FYSS6430 Röntgen Tomography and Image Analysis (4 cr)
Description
Structure and operation of X-ray tomographic devices
Image reconstruction and artifact reduction
Basics of digital image processing, noise removal, segmentation, visualization
Image-based measurements and uncertainty analysis
Mathematical methods present in the course: (briefly reviewed) Fourier transform, convolution, (to be introduced) Radon transform, (is present) matrix calculus, discrete/numerical differentiation, differential equations, statistical/probability distributions and their estimators.
Learning outcomes
At the end of this course,
students will be able to explain how X-ray tomographic devices function as well as use such devices.
Students will be able to perform tomographic reconstruction and analyze three-dimensional images with suitable tools and algorithms.
Students will also be able to plan image-based measurements and evaluate uncertainty in the measurements.
Description of prerequisites
The student knows how to use statistical analysis to present data and a computer software meant for numerical calculation (for example MATLAB).

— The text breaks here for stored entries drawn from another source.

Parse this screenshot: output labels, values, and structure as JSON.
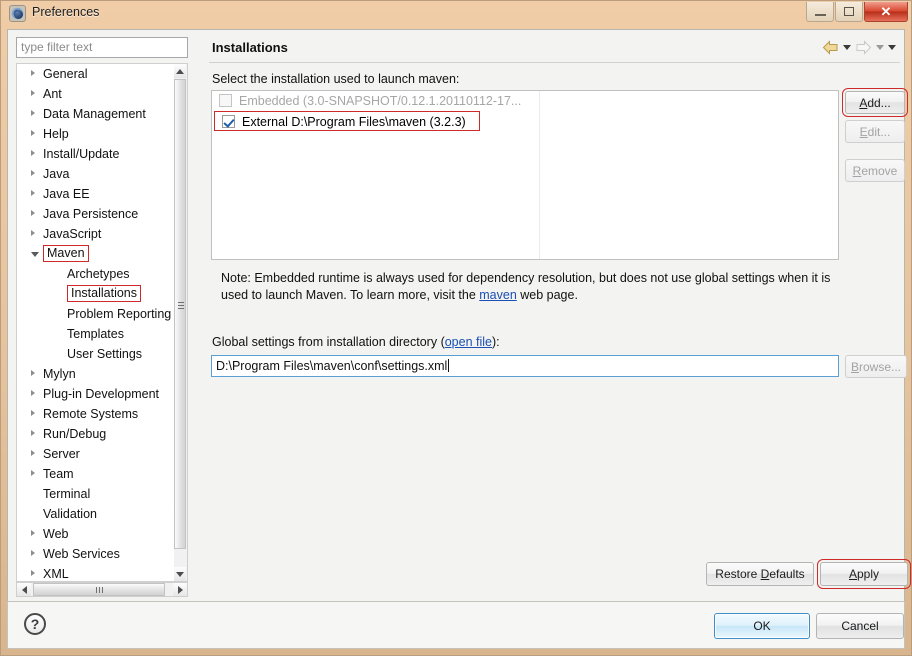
{
  "window": {
    "title": "Preferences",
    "icon": "preferences-icon",
    "minimize_label": "Minimize",
    "maximize_label": "Maximize",
    "close_label": "✕"
  },
  "sidebar": {
    "filter": {
      "placeholder": "type filter text",
      "value": ""
    },
    "tree": [
      {
        "label": "General",
        "indent": 0,
        "expandable": true,
        "expanded": false,
        "marked": false
      },
      {
        "label": "Ant",
        "indent": 0,
        "expandable": true,
        "expanded": false,
        "marked": false
      },
      {
        "label": "Data Management",
        "indent": 0,
        "expandable": true,
        "expanded": false,
        "marked": false
      },
      {
        "label": "Help",
        "indent": 0,
        "expandable": true,
        "expanded": false,
        "marked": false
      },
      {
        "label": "Install/Update",
        "indent": 0,
        "expandable": true,
        "expanded": false,
        "marked": false
      },
      {
        "label": "Java",
        "indent": 0,
        "expandable": true,
        "expanded": false,
        "marked": false
      },
      {
        "label": "Java EE",
        "indent": 0,
        "expandable": true,
        "expanded": false,
        "marked": false
      },
      {
        "label": "Java Persistence",
        "indent": 0,
        "expandable": true,
        "expanded": false,
        "marked": false
      },
      {
        "label": "JavaScript",
        "indent": 0,
        "expandable": true,
        "expanded": false,
        "marked": false
      },
      {
        "label": "Maven",
        "indent": 0,
        "expandable": true,
        "expanded": true,
        "marked": true
      },
      {
        "label": "Archetypes",
        "indent": 1,
        "expandable": false,
        "expanded": false,
        "marked": false
      },
      {
        "label": "Installations",
        "indent": 1,
        "expandable": false,
        "expanded": false,
        "marked": true
      },
      {
        "label": "Problem Reporting",
        "indent": 1,
        "expandable": false,
        "expanded": false,
        "marked": false
      },
      {
        "label": "Templates",
        "indent": 1,
        "expandable": false,
        "expanded": false,
        "marked": false
      },
      {
        "label": "User Settings",
        "indent": 1,
        "expandable": false,
        "expanded": false,
        "marked": false
      },
      {
        "label": "Mylyn",
        "indent": 0,
        "expandable": true,
        "expanded": false,
        "marked": false
      },
      {
        "label": "Plug-in Development",
        "indent": 0,
        "expandable": true,
        "expanded": false,
        "marked": false
      },
      {
        "label": "Remote Systems",
        "indent": 0,
        "expandable": true,
        "expanded": false,
        "marked": false
      },
      {
        "label": "Run/Debug",
        "indent": 0,
        "expandable": true,
        "expanded": false,
        "marked": false
      },
      {
        "label": "Server",
        "indent": 0,
        "expandable": true,
        "expanded": false,
        "marked": false
      },
      {
        "label": "Team",
        "indent": 0,
        "expandable": true,
        "expanded": false,
        "marked": false
      },
      {
        "label": "Terminal",
        "indent": 0,
        "expandable": false,
        "expanded": false,
        "marked": false
      },
      {
        "label": "Validation",
        "indent": 0,
        "expandable": false,
        "expanded": false,
        "marked": false
      },
      {
        "label": "Web",
        "indent": 0,
        "expandable": true,
        "expanded": false,
        "marked": false
      },
      {
        "label": "Web Services",
        "indent": 0,
        "expandable": true,
        "expanded": false,
        "marked": false
      },
      {
        "label": "XML",
        "indent": 0,
        "expandable": true,
        "expanded": false,
        "marked": false
      }
    ]
  },
  "page": {
    "title": "Installations",
    "nav": {
      "back_icon": "back-arrow-icon",
      "back_menu_icon": "chevron-down-icon",
      "forward_icon": "forward-arrow-icon",
      "forward_menu_icon": "chevron-down-icon",
      "menu_icon": "chevron-down-icon"
    },
    "select_label": "Select the installation used to launch maven:",
    "installations": [
      {
        "label": "Embedded (3.0-SNAPSHOT/0.12.1.20110112-17...",
        "checked": false,
        "enabled": false,
        "marked": false
      },
      {
        "label": "External D:\\Program Files\\maven (3.2.3)",
        "checked": true,
        "enabled": true,
        "marked": true
      }
    ],
    "buttons": {
      "add": "Add...",
      "add_mnemonic": "A",
      "edit": "Edit...",
      "edit_mnemonic": "E",
      "remove": "Remove",
      "remove_mnemonic": "R"
    },
    "note": {
      "part1": "Note: Embedded runtime is always used for dependency resolution, but does not use global settings when it is used to launch Maven. To learn more, visit the ",
      "link": "maven",
      "part2": " web page."
    },
    "global_settings": {
      "label_before": "Global settings from installation directory (",
      "link": "open file",
      "label_after": "):",
      "value": "D:\\Program Files\\maven\\conf\\settings.xml",
      "browse": "Browse...",
      "browse_mnemonic": "B"
    },
    "restore_defaults": "Restore Defaults",
    "restore_defaults_mnemonic": "D",
    "apply": "Apply",
    "apply_mnemonic": "A"
  },
  "footer": {
    "help_icon": "help-icon",
    "help_glyph": "?",
    "ok": "OK",
    "cancel": "Cancel"
  },
  "colors": {
    "frame": "#e6c39c",
    "annotation_red": "#cf2a2a",
    "link_blue": "#1a4fb4",
    "focus_blue": "#5a9fd4",
    "close_red": "#d9482f"
  }
}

Basics of integral and differential calculus, integral transforms and linear algebra
Study materials
Lecture notes
Literature
- Microcomputed tomography – Methodology and Applications, by Stuart R. Stock
- Digital image processing, by Rafael Gonzalez and Richard E. Woods
Completion methods
Method 1
Method 2
Teaching (4 cr)
Lectures, math and image analysis exercises and practice sessions, laboratory work and short presentation from laboratory report.
Teaching
1/10–3/2/2023 Lectures
Independent study (4 cr)
Contact appointments, exercises, laboratory work and evaluation discussion of the laboratory report.